As rehiring prospects dim, unions shift their attention to retraining

Fewer American production workers are expected to turn out more goods as the national economy improves after the worst recession in 40 years. For the United Automobile Workers, currently in convention in Dallas, and other industrial unions, such a prospect is grim. It means that for the first time since World War II, recovery from a recession is not likely to push employment to new highs. Many of the jobs lost through layoffs over the past several years will not be refilled.

Alfred S. Warren Jr., vice-president for industrial relations at General Motors Corporation, has been blunt about that, saying recently, ''We at GM are going to employ fewer people than we had before.''

Because of the poor rehiring prospects, organized labor is making job security and retraining major objectives.

A number of unions with bargaining coming up this year are formulating demands for a share of the profits springing from savings made through automation. There is also talk of ''taxes'' on robots that displace production workers. The money would be used primarily to retrain and relocate workers who lose jobs.

With UAW in the forefront, unions are also insisting that workers - through their unions - be given more voice in decisions affecting plant jobs. UAW has a seat on the Chrysler corporate board now. Its contracts in auto and other industries often require job retraining for those displaced.

The problem is: retraining for what jobs?

Much of the job growth will be in services and in high technology. The first is a field that jobless industrial workers will not enter very willingly because it will mean less pay. The second poses particular problems for the older unemployed and the undereducated, for whom retraining may not be easy.

Corporation executives who attended a three-day Business Council conference in Hot Springs, Va., last weekend generally agreed that even a strong recovery - which few expect to come quickly - would not result in the rehiring of substantial numbers of the millions who have been laid off.

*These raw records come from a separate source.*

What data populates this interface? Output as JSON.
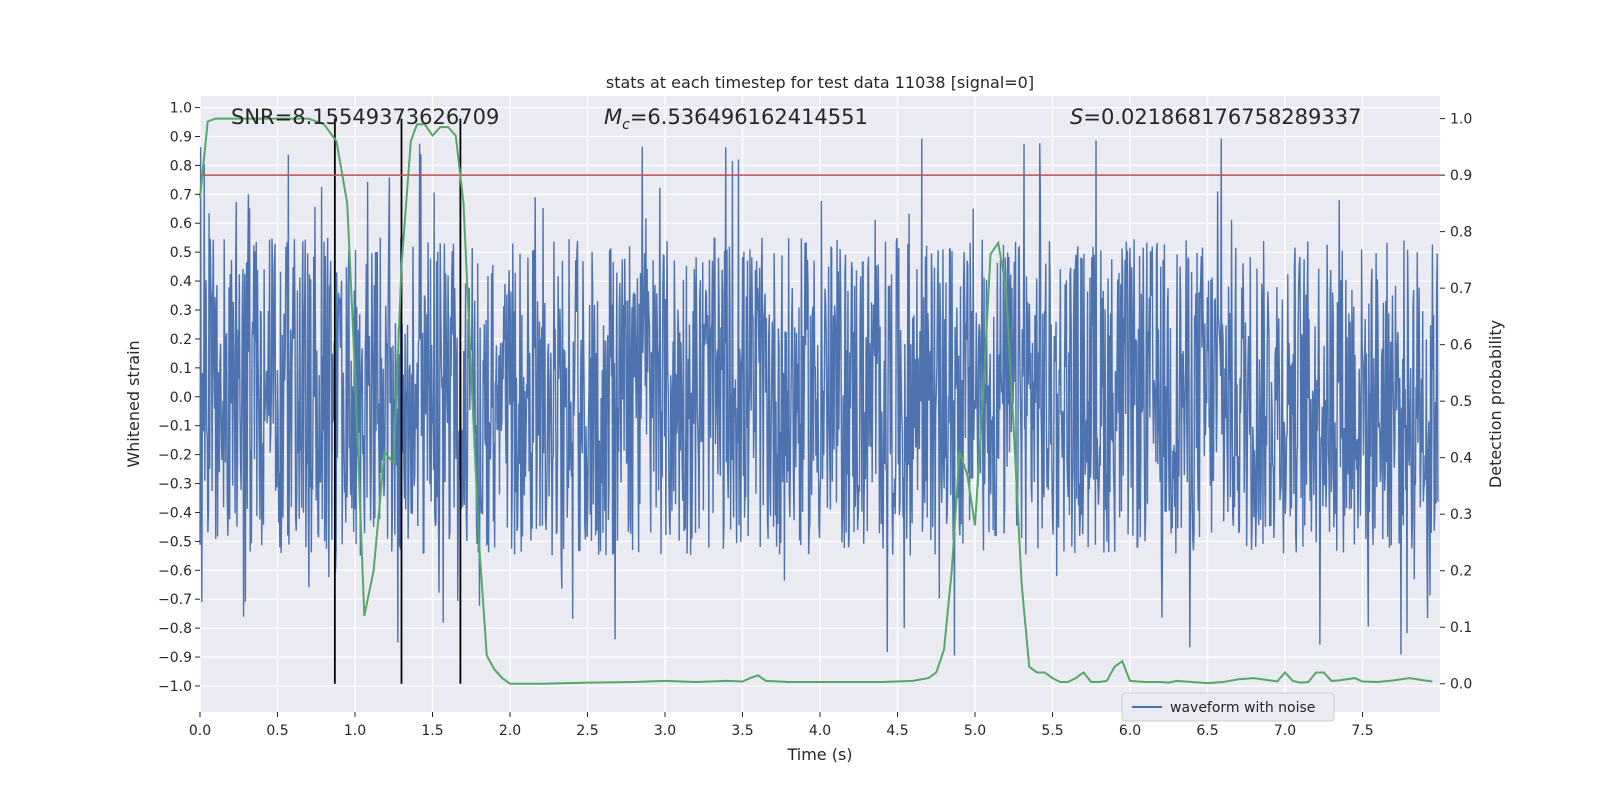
{
  "chart_data": {
    "type": "line",
    "title": "stats at each timestep for test data 11038 [signal=0]",
    "xlabel": "Time (s)",
    "ylabel": "Whitened strain",
    "y2label": "Detection probability",
    "xlim": [
      0.0,
      8.0
    ],
    "ylim": [
      -1.09,
      1.04
    ],
    "y2lim": [
      -0.05,
      1.04
    ],
    "x_ticks": [
      "0.0",
      "0.5",
      "1.0",
      "1.5",
      "2.0",
      "2.5",
      "3.0",
      "3.5",
      "4.0",
      "4.5",
      "5.0",
      "5.5",
      "6.0",
      "6.5",
      "7.0",
      "7.5"
    ],
    "y_ticks": [
      "1.0",
      "0.9",
      "0.8",
      "0.7",
      "0.6",
      "0.5",
      "0.4",
      "0.3",
      "0.2",
      "0.1",
      "0.0",
      "-0.1",
      "-0.2",
      "-0.3",
      "-0.4",
      "-0.5",
      "-0.6",
      "-0.7",
      "-0.8",
      "-0.9",
      "-1.0"
    ],
    "y2_ticks": [
      "1.0",
      "0.9",
      "0.8",
      "0.7",
      "0.6",
      "0.5",
      "0.4",
      "0.3",
      "0.2",
      "0.1",
      "0.0"
    ],
    "annotations": {
      "snr": "SNR=8.15549373626709",
      "mc_symbol": "M",
      "mc_sub": "c",
      "mc_value": "=6.536496162414551",
      "s_symbol": "S",
      "s_value": "=0.021868176758289337"
    },
    "threshold": {
      "value": 0.9,
      "axis": "y2",
      "color": "#c44e52"
    },
    "vertical_lines": [
      0.87,
      1.3,
      1.68
    ],
    "waveform": {
      "name": "waveform with noise",
      "color": "#4c72b0",
      "samples": 2048,
      "typical_amplitude": 0.55,
      "spike_max": 0.93,
      "spike_min": -0.99
    },
    "probability": {
      "color": "#55a868",
      "x": [
        0.0,
        0.05,
        0.1,
        0.2,
        0.3,
        0.4,
        0.5,
        0.6,
        0.7,
        0.8,
        0.88,
        0.95,
        1.0,
        1.06,
        1.12,
        1.19,
        1.25,
        1.3,
        1.36,
        1.4,
        1.45,
        1.5,
        1.55,
        1.6,
        1.65,
        1.7,
        1.75,
        1.8,
        1.85,
        1.9,
        1.95,
        2.0,
        2.2,
        2.5,
        2.8,
        3.0,
        3.2,
        3.4,
        3.5,
        3.55,
        3.6,
        3.65,
        3.8,
        4.0,
        4.2,
        4.4,
        4.6,
        4.7,
        4.75,
        4.8,
        4.85,
        4.9,
        4.95,
        5.0,
        5.05,
        5.1,
        5.15,
        5.2,
        5.25,
        5.3,
        5.35,
        5.4,
        5.45,
        5.5,
        5.55,
        5.6,
        5.65,
        5.7,
        5.75,
        5.8,
        5.85,
        5.9,
        5.95,
        6.0,
        6.05,
        6.1,
        6.15,
        6.2,
        6.25,
        6.3,
        6.4,
        6.5,
        6.6,
        6.7,
        6.8,
        6.9,
        6.95,
        7.0,
        7.05,
        7.1,
        7.15,
        7.2,
        7.25,
        7.3,
        7.35,
        7.45,
        7.5,
        7.6,
        7.7,
        7.8,
        7.9,
        7.95
      ],
      "y": [
        0.86,
        0.995,
        1.0,
        1.0,
        1.0,
        1.0,
        1.0,
        1.0,
        1.0,
        0.99,
        0.96,
        0.85,
        0.55,
        0.12,
        0.2,
        0.41,
        0.39,
        0.74,
        0.96,
        0.99,
        0.99,
        0.97,
        0.985,
        0.985,
        0.97,
        0.85,
        0.55,
        0.25,
        0.05,
        0.025,
        0.01,
        0.0,
        0.0,
        0.002,
        0.003,
        0.005,
        0.003,
        0.005,
        0.004,
        0.01,
        0.015,
        0.005,
        0.003,
        0.003,
        0.003,
        0.003,
        0.005,
        0.01,
        0.02,
        0.06,
        0.2,
        0.41,
        0.37,
        0.28,
        0.5,
        0.76,
        0.78,
        0.7,
        0.45,
        0.18,
        0.03,
        0.02,
        0.02,
        0.01,
        0.003,
        0.003,
        0.01,
        0.02,
        0.003,
        0.003,
        0.005,
        0.03,
        0.04,
        0.005,
        0.004,
        0.003,
        0.003,
        0.003,
        0.002,
        0.005,
        0.003,
        0.001,
        0.003,
        0.008,
        0.01,
        0.006,
        0.004,
        0.02,
        0.005,
        0.002,
        0.003,
        0.02,
        0.02,
        0.005,
        0.006,
        0.01,
        0.004,
        0.003,
        0.006,
        0.01,
        0.006,
        0.004
      ]
    }
  }
}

The talk was more about plans for increased mechanization and the use of robots than about possible recalls of furloughed workers.

Edward G. Jefferson, chairman of E.I. du Pont de Nemours & Co., said that ''just a few'' of the company's 13,000 workers who have been laid off are likely to be rehired even in a ''booming'' economy. The firm has doubled its capacity for producing synthetic fibers over the past decade with an increase of less than 5 percent in its work force.

The auto industry prospects being discussed bleakly at UAW's convention include heavy investments in automation before the end of the century, including some 25,000 new robots and other computerized equipment.

That, plus prospects for a smaller auto market, will mean continuing employment problems not only for UAW and communities with economies closely linked to the auto industry, but also in a wide range of allied industries. The Midwest, particularly, could be seriously affected, but large pockets of unemployment will cause problems throughout the country.

Most Reagan administration economists agree on the poor prospects for those on layoff. They predict only slow job growth in a period of ''moderate and sound economic growth,'' and suggest that it will take five to six years to bring the unemployment rate down to 6 percent or 7 percent. They talk of drops from the present 10.2 percent to 9.5 percent by the end of 1984, 8.5 percent in 1985, and 7.8 percent in 1986.